About and Reproducibility

Author

Yukun Wang

Project

This website presents my JSC370 final project on daily PM2.5, weather, and high-pollution prediction across major U.S. metropolitan areas in 2024.

The project builds on my midterm research question:

How are daily PM2.5 levels associated with temperature, precipitation, wind, barometric pressure, and humidity-related conditions across major U.S. metropolitan areas in 2024?

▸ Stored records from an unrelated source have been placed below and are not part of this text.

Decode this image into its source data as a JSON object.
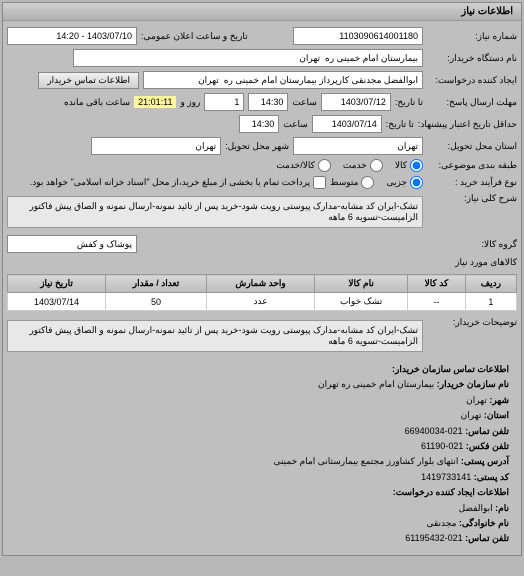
{
  "panel_title": "اطلاعات نیاز",
  "fields": {
    "request_number_label": "شماره نیاز:",
    "request_number": "1103090614001180",
    "announce_label": "تاریخ و ساعت اعلان عمومی:",
    "announce_value": "1403/07/10 - 14:20",
    "buyer_org_label": "نام دستگاه خریدار:",
    "buyer_org": "بیمارستان امام خمینی ره  تهران",
    "creator_label": "ایجاد کننده درخواست:",
    "creator": "ابوالفضل مجدنقی کارپرداز بیمارستان امام خمینی ره  تهران",
    "contact_btn": "اطلاعات تماس خریدار",
    "deadline_send_label": "مهلت ارسال پاسخ:",
    "deadline_to_label": "تا تاریخ:",
    "deadline_date": "1403/07/12",
    "time_label": "ساعت",
    "deadline_time": "14:30",
    "days_label": "روز و",
    "days_value": "1",
    "remaining_time": "21:01:11",
    "remaining_label": "ساعت باقی مانده",
    "validity_label": "حداقل تاریخ اعتبار پیشنهاد:",
    "validity_to_label": "تا تاریخ:",
    "validity_date": "1403/07/14",
    "validity_time": "14:30",
    "delivery_state_label": "استان محل تحویل:",
    "delivery_state": "تهران",
    "delivery_city_label": "شهر محل تحویل:",
    "delivery_city": "تهران",
    "package_label": "طبقه بندی موضوعی:",
    "pay_type_label": "نوع فرآیند خرید :",
    "pay_note": "پرداخت تمام یا بخشی از مبلغ خرید،از محل \"اسناد خزانه اسلامی\" خواهد بود.",
    "radio_kala": "کالا",
    "radio_khedmat": "خدمت",
    "radio_both": "کالا/خدمت",
    "radio_jozei": "جزیی",
    "radio_motevaset": "متوسط",
    "desc_label": "شرح کلی نیاز:",
    "desc_text": "تشک-ایران کد مشابه-مدارک پیوستی رویت شود-خرید پس از تائید نمونه-ارسال نمونه و الصاق پیش فاکتور الزامیست-تسویه 6 ماهه",
    "goods_group_label": "گروه کالا:",
    "goods_group": "پوشاک و کفش",
    "note_label": "توضیحات خریدار:",
    "note_text": "تشک-ایران کد مشابه-مدارک پیوستی رویت شود-خرید پس از تائید نمونه-ارسال نمونه و الصاق پیش فاکتور الزامیست-تسویه 6 ماهه"
  },
  "table": {
    "columns": [
      "ردیف",
      "کد کالا",
      "نام کالا",
      "واحد شمارش",
      "تعداد / مقدار",
      "تاریخ نیاز"
    ],
    "rows": [
      [
        "1",
        "--",
        "تشک خواب",
        "عدد",
        "50",
        "1403/07/14"
      ]
    ]
  },
  "contact": {
    "section_title": "اطلاعات تماس سازمان خریدار:",
    "org_label": "نام سازمان خریدار:",
    "org": "بیمارستان امام خمینی ره تهران",
    "city_label": "شهر:",
    "city": "تهران",
    "state_label": "استان:",
    "state": "تهران",
    "phone_label": "تلفن تماس:",
    "phone": "021-66940034",
    "fax_label": "تلفن فکس:",
    "fax": "021-61190",
    "addr_label": "آدرس پستی:",
    "addr": "انتهای بلوار کشاورز مجتمع بیمارستانی امام خمینی",
    "zip_label": "کد پستی:",
    "zip": "1419733141",
    "creator_section": "اطلاعات ایجاد کننده درخواست:",
    "name_label": "نام:",
    "name": "ابوالفضل",
    "lname_label": "نام خانوادگی:",
    "lname": "مجدنقی",
    "cphone_label": "تلفن تماس:",
    "cphone": "021-61195432"
  }
}
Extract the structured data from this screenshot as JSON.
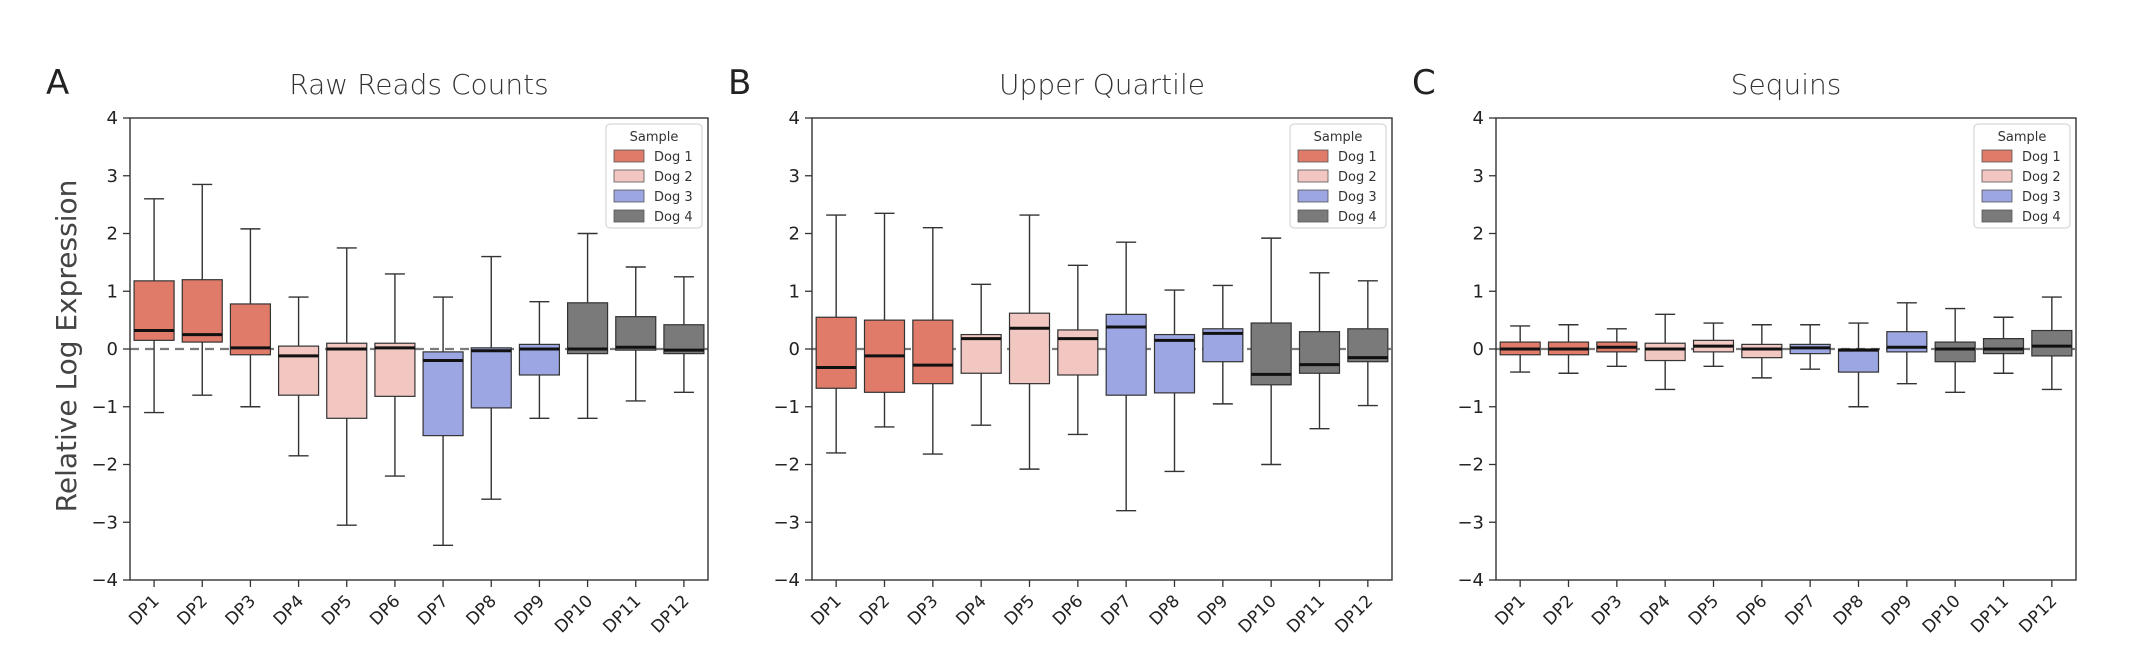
{
  "figure": {
    "ylabel": "Relative Log Expression",
    "legend": {
      "title": "Sample",
      "entries": [
        {
          "label": "Dog 1",
          "color": "#E07B6A"
        },
        {
          "label": "Dog 2",
          "color": "#F2C6C1"
        },
        {
          "label": "Dog 3",
          "color": "#9BA6E2"
        },
        {
          "label": "Dog 4",
          "color": "#7A7A7A"
        }
      ],
      "placement": "top-right"
    }
  },
  "chart_data": [
    {
      "type": "boxplot",
      "letter": "A",
      "title": "Raw Reads Counts",
      "ylim": [
        -4,
        4
      ],
      "yticks": [
        "4",
        "3",
        "2",
        "1",
        "0",
        "−1",
        "−2",
        "−3",
        "−4"
      ],
      "categories": [
        "DP1",
        "DP2",
        "DP3",
        "DP4",
        "DP5",
        "DP6",
        "DP7",
        "DP8",
        "DP9",
        "DP10",
        "DP11",
        "DP12"
      ],
      "groups": [
        "Dog 1",
        "Dog 1",
        "Dog 1",
        "Dog 2",
        "Dog 2",
        "Dog 2",
        "Dog 3",
        "Dog 3",
        "Dog 3",
        "Dog 4",
        "Dog 4",
        "Dog 4"
      ],
      "reference_line": 0,
      "boxes": [
        {
          "min": -1.1,
          "q1": 0.15,
          "median": 0.32,
          "q3": 1.18,
          "max": 2.6
        },
        {
          "min": -0.8,
          "q1": 0.12,
          "median": 0.25,
          "q3": 1.2,
          "max": 2.85
        },
        {
          "min": -1.0,
          "q1": -0.1,
          "median": 0.02,
          "q3": 0.78,
          "max": 2.08
        },
        {
          "min": -1.85,
          "q1": -0.8,
          "median": -0.12,
          "q3": 0.05,
          "max": 0.9
        },
        {
          "min": -3.05,
          "q1": -1.2,
          "median": 0.0,
          "q3": 0.1,
          "max": 1.75
        },
        {
          "min": -2.2,
          "q1": -0.82,
          "median": 0.02,
          "q3": 0.1,
          "max": 1.3
        },
        {
          "min": -3.4,
          "q1": -1.5,
          "median": -0.2,
          "q3": -0.05,
          "max": 0.9
        },
        {
          "min": -2.6,
          "q1": -1.02,
          "median": -0.03,
          "q3": 0.02,
          "max": 1.6
        },
        {
          "min": -1.2,
          "q1": -0.45,
          "median": 0.0,
          "q3": 0.08,
          "max": 0.82
        },
        {
          "min": -1.2,
          "q1": -0.08,
          "median": 0.0,
          "q3": 0.8,
          "max": 2.0
        },
        {
          "min": -0.9,
          "q1": -0.02,
          "median": 0.03,
          "q3": 0.56,
          "max": 1.42
        },
        {
          "min": -0.75,
          "q1": -0.08,
          "median": -0.02,
          "q3": 0.42,
          "max": 1.25
        }
      ]
    },
    {
      "type": "boxplot",
      "letter": "B",
      "title": "Upper Quartile",
      "ylim": [
        -4,
        4
      ],
      "yticks": [
        "4",
        "3",
        "2",
        "1",
        "0",
        "−1",
        "−2",
        "−3",
        "−4"
      ],
      "categories": [
        "DP1",
        "DP2",
        "DP3",
        "DP4",
        "DP5",
        "DP6",
        "DP7",
        "DP8",
        "DP9",
        "DP10",
        "DP11",
        "DP12"
      ],
      "groups": [
        "Dog 1",
        "Dog 1",
        "Dog 1",
        "Dog 2",
        "Dog 2",
        "Dog 2",
        "Dog 3",
        "Dog 3",
        "Dog 3",
        "Dog 4",
        "Dog 4",
        "Dog 4"
      ],
      "reference_line": 0,
      "boxes": [
        {
          "min": -1.8,
          "q1": -0.68,
          "median": -0.32,
          "q3": 0.55,
          "max": 2.32
        },
        {
          "min": -1.35,
          "q1": -0.75,
          "median": -0.12,
          "q3": 0.5,
          "max": 2.35
        },
        {
          "min": -1.82,
          "q1": -0.6,
          "median": -0.28,
          "q3": 0.5,
          "max": 2.1
        },
        {
          "min": -1.32,
          "q1": -0.42,
          "median": 0.18,
          "q3": 0.25,
          "max": 1.12
        },
        {
          "min": -2.08,
          "q1": -0.6,
          "median": 0.36,
          "q3": 0.62,
          "max": 2.32
        },
        {
          "min": -1.48,
          "q1": -0.45,
          "median": 0.18,
          "q3": 0.33,
          "max": 1.45
        },
        {
          "min": -2.8,
          "q1": -0.8,
          "median": 0.38,
          "q3": 0.6,
          "max": 1.85
        },
        {
          "min": -2.12,
          "q1": -0.76,
          "median": 0.15,
          "q3": 0.25,
          "max": 1.02
        },
        {
          "min": -0.95,
          "q1": -0.22,
          "median": 0.27,
          "q3": 0.35,
          "max": 1.1
        },
        {
          "min": -2.0,
          "q1": -0.62,
          "median": -0.44,
          "q3": 0.45,
          "max": 1.92
        },
        {
          "min": -1.38,
          "q1": -0.42,
          "median": -0.27,
          "q3": 0.3,
          "max": 1.32
        },
        {
          "min": -0.98,
          "q1": -0.22,
          "median": -0.15,
          "q3": 0.35,
          "max": 1.18
        }
      ]
    },
    {
      "type": "boxplot",
      "letter": "C",
      "title": "Sequins",
      "ylim": [
        -4,
        4
      ],
      "yticks": [
        "4",
        "3",
        "2",
        "1",
        "0",
        "−1",
        "−2",
        "−3",
        "−4"
      ],
      "categories": [
        "DP1",
        "DP2",
        "DP3",
        "DP4",
        "DP5",
        "DP6",
        "DP7",
        "DP8",
        "DP9",
        "DP10",
        "DP11",
        "DP12"
      ],
      "groups": [
        "Dog 1",
        "Dog 1",
        "Dog 1",
        "Dog 2",
        "Dog 2",
        "Dog 2",
        "Dog 3",
        "Dog 3",
        "Dog 3",
        "Dog 4",
        "Dog 4",
        "Dog 4"
      ],
      "reference_line": 0,
      "boxes": [
        {
          "min": -0.4,
          "q1": -0.1,
          "median": 0.0,
          "q3": 0.12,
          "max": 0.4
        },
        {
          "min": -0.42,
          "q1": -0.1,
          "median": 0.0,
          "q3": 0.12,
          "max": 0.42
        },
        {
          "min": -0.3,
          "q1": -0.05,
          "median": 0.03,
          "q3": 0.12,
          "max": 0.35
        },
        {
          "min": -0.7,
          "q1": -0.2,
          "median": 0.0,
          "q3": 0.1,
          "max": 0.6
        },
        {
          "min": -0.3,
          "q1": -0.05,
          "median": 0.05,
          "q3": 0.15,
          "max": 0.45
        },
        {
          "min": -0.5,
          "q1": -0.15,
          "median": 0.0,
          "q3": 0.08,
          "max": 0.42
        },
        {
          "min": -0.35,
          "q1": -0.08,
          "median": 0.02,
          "q3": 0.08,
          "max": 0.42
        },
        {
          "min": -1.0,
          "q1": -0.4,
          "median": -0.02,
          "q3": 0.0,
          "max": 0.45
        },
        {
          "min": -0.6,
          "q1": -0.05,
          "median": 0.03,
          "q3": 0.3,
          "max": 0.8
        },
        {
          "min": -0.75,
          "q1": -0.22,
          "median": 0.0,
          "q3": 0.12,
          "max": 0.7
        },
        {
          "min": -0.42,
          "q1": -0.08,
          "median": 0.0,
          "q3": 0.18,
          "max": 0.55
        },
        {
          "min": -0.7,
          "q1": -0.12,
          "median": 0.05,
          "q3": 0.32,
          "max": 0.9
        }
      ]
    }
  ]
}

For the final project, I extend that descriptive analysis into predictive modeling. I use Random Forest and XGBoost models to predict daily PM2.5 concentrations and classify whether a monitor-day exceeds 35 ug/m3.

Data Sources

The analysis uses a saved merged file, pm25_weather_local_2024_2.0.csv, created from:

  • EPA AQS daily PM2.5 monitor data.
  • EPA AQS daily wind, pressure, relative humidity, and dew point summaries.
  • NOAA Climate Data Online API variables for maximum temperature, minimum temperature, and precipitation.

The modeling unit is a monitor-day observation. Geographic identifiers, weather measurements, and temporal variables are used as predictors.

Reproducibility Notes

All source files are in the final_project directory:

  • index.qmd builds the project homepage.
  • visualizations.qmd builds the interactive Plotly figures.
  • report.qmd builds both the HTML report and the downloadable PDF report.
  • _quarto.yml defines the Quarto website structure.
  • pm25_weather_local_2024_2.0.csv is the analysis dataset.

The project repository is available here: https://github.com/NKwyk/JSC370-project.

The final project repository only is available here: https://github.com/NKwyk/JSC370-project/tree/main/final_project.

Rendering

To reproduce the site locally, run this command from the final_project directory:

quarto render

The rendered website includes index.html, visualizations.html, report.html, about.html, and report.pdf.